The foliar application of non-selective herbicides was made at 4th – 6th true leaf stage of the sunflower plants (BBCH 14-16). Biostimulant treatment was performed four days after the herbicide application. The two field trials were conducted in three consecutive growing seasons: 2017, 2018, and 2019.

Many measurements were performed on crop traits for evaluating the effect of the biostimulant application.

Sulfonylureas (tribenuron-methyl) and imidazolinones (imazamox) are herbicides that inhibit ALS (Acetolactate synthase). Visual symptoms in sensitive plants are stopping or slowing down growth, loss of leaf turgor, and plant vitality. All these negative effects of selected herbicides were confirmed in this research.

The herbicide-damaged plants of Trial 1 recovered to a lower degree when compared with the plants from trial 2, where the sunflower plants overcome the toxic herbicide effects to levels comparable to those of the untreated control plants especially when the biostimulant was applied (Treatment 2).

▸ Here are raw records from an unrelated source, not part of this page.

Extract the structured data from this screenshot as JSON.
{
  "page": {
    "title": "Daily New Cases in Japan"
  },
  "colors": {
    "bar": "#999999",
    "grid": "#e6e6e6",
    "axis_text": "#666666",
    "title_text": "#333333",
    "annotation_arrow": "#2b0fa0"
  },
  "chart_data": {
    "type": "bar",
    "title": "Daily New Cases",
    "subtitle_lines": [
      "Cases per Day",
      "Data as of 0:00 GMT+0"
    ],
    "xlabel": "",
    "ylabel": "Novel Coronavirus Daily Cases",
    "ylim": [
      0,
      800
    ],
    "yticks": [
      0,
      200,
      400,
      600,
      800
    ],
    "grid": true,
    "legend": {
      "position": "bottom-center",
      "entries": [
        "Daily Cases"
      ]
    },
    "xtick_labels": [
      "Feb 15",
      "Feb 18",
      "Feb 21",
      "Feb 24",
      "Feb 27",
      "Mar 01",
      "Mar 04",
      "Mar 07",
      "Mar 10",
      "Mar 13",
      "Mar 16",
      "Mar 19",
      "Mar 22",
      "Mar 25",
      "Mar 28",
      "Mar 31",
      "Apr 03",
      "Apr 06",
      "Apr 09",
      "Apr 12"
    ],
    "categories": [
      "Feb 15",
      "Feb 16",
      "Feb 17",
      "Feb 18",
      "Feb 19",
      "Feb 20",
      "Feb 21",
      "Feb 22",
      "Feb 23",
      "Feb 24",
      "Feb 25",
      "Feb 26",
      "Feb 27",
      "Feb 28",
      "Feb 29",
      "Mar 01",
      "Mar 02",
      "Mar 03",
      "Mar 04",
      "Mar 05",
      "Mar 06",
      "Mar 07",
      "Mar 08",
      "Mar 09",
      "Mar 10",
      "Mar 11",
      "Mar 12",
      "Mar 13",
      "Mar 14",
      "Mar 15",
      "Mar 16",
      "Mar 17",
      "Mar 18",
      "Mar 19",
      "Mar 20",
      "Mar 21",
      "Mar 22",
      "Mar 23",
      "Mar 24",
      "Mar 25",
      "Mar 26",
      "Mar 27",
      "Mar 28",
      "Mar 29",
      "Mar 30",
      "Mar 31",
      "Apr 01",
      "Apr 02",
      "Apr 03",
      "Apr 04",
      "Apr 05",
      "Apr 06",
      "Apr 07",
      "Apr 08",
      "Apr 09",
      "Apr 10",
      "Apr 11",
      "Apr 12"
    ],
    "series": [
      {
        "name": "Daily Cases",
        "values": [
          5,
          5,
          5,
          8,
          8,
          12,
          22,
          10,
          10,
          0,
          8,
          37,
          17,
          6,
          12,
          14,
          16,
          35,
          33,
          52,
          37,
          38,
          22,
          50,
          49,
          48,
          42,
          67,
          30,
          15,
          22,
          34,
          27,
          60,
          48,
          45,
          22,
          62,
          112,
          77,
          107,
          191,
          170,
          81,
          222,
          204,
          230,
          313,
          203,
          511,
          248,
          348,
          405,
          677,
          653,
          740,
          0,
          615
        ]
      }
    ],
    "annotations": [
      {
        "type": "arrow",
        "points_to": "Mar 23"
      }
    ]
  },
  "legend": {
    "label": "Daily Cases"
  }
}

After biostimulant treatment, plants overcome the stress and grow better than the plants not treated with biostimulant.  In Trial 1 where the herbicide stress was much more pronounced, the plants that received the herbicide treatment, gained full flowering time approximately four days earlier (on average) than the plants that have treated and untreated with biostimulant.

Herbicide application can cause oxidative stress to plants and this oxidative stress results in the degradation of chlorophyll (Chl) and it ultimately causes a reduction in the photosynthetic efficiency of plants. When the sunflower plants were stressed to a greater degree with herbicide spray, the Chl a, Chl b, and total carotenoid levels in plants were reduced. Moreover, the plastid pigments content, as well as net photosynthesis rate, were enhanced in the sunflower plants that have received biostimulant application.

The plants that have received the herbicide application (imazamox or tribenuron-methyl) had the lowest number of leaves per plant, as well as total leaf area, head diameter and plants’ height (Treatment 1) while the application of biostimulant mitigated the negative effect of herbicide on the above crop traits.

The sunflower seed yield was the highest in the untreated controls of both trials. The plants treated with tribenuron-methyl (hybrid SY Bacardi CLP – Trial 1) showed yield approximately two-fold-lower than the plants grown without herbicidal stress applications (Treatment 1). Similarly, when the plants were sprayed with imazamox (hybrid P 64 LE 25) the seed yield was strongly reduced. In both trials, sunflower plants gave better seed yield when biostimulant was delivered after stress event (herbicide application).

The oil content of sunflowers’ seeds was also influenced by treatments with a more severe reduction of oil content in treatment 1 (herbicide application alone). The application of the biostimulant after herbicide treatments altered the seed oil content to some extent while the untreated controls provided the highest seed oil content.

In conclusion this research proved that when using the biostimulant for stress recovery, plants from both sunflower hybrids overcome herbicide stress to some extent. The results also showed that the ameliorative biostimulant effect was much more pronounced in the sunflower hybrid (P 64 LE 25) treated with imazamox (Trial 1). After biostimulant application, sunflower plants from both hybrids increased the number of leaves per plant at the beginning of flowering, total leaf area at the beginning of flowering, head diameter, plant height at the end of the growing cycle, and absolute seed mass to some extent; however, negligible effects of biostimulant treatments were recorded on the sunflower seed oil content.